31 January to 15 March 2025

This was the fifth iteration of the collaborative exhibition project ‘Queering Connections’. Based on an ongoing collaboration between sociologist Lizzie Reed and visual artist Milou Stella, the exhibition bought Stella’s recent work into conversation with selected Artists’ Books from the University of Southampton Library’s internationally renowned Artists’ Book Collection located at Winchester School of Art.

Connection can describe an inheritance: of stories, objects, or genetics. It can describe a link in a chain, something repeated, copied, and intertwined with what has come before. A connection can also be something we feel: kinship, belonging, the affective links we have to other people or animals, to objects, stories, or to our pasts and futures. Queering can mean a moment of interruption, change, or deconstruction. It might describe a rupture, gap or glitch in an otherwise orderly chain of copies.

Queering Connections: Glitchy Kinship

Glitchy Kinship asks what happens when connections are interrupted, changed, distorted, and reconstructed. How do glitches create possibilities for new kinships between words, images, feelings, people, objects and imaginations?
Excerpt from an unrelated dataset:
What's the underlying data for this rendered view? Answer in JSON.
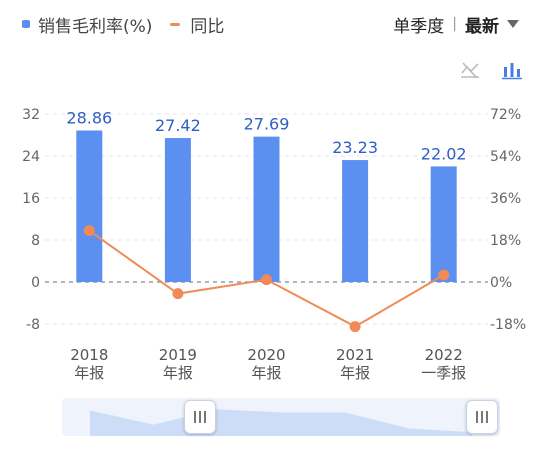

How can connection stretch, anchoring us to one another across time and space? In summary: what happens when ‘connection’ is ‘queered’? The pieces presented here invite you to consider what happens as we collect, connect, queer, forget, and reconstruct the personal and the socio-cultural – our environments, norms, language, and stories.

A collage of nine panels displays abstract and textured patterns in bright colors, transitioning from pixelated blue and purple tones to vibrant floral imagery and natural wildflowers.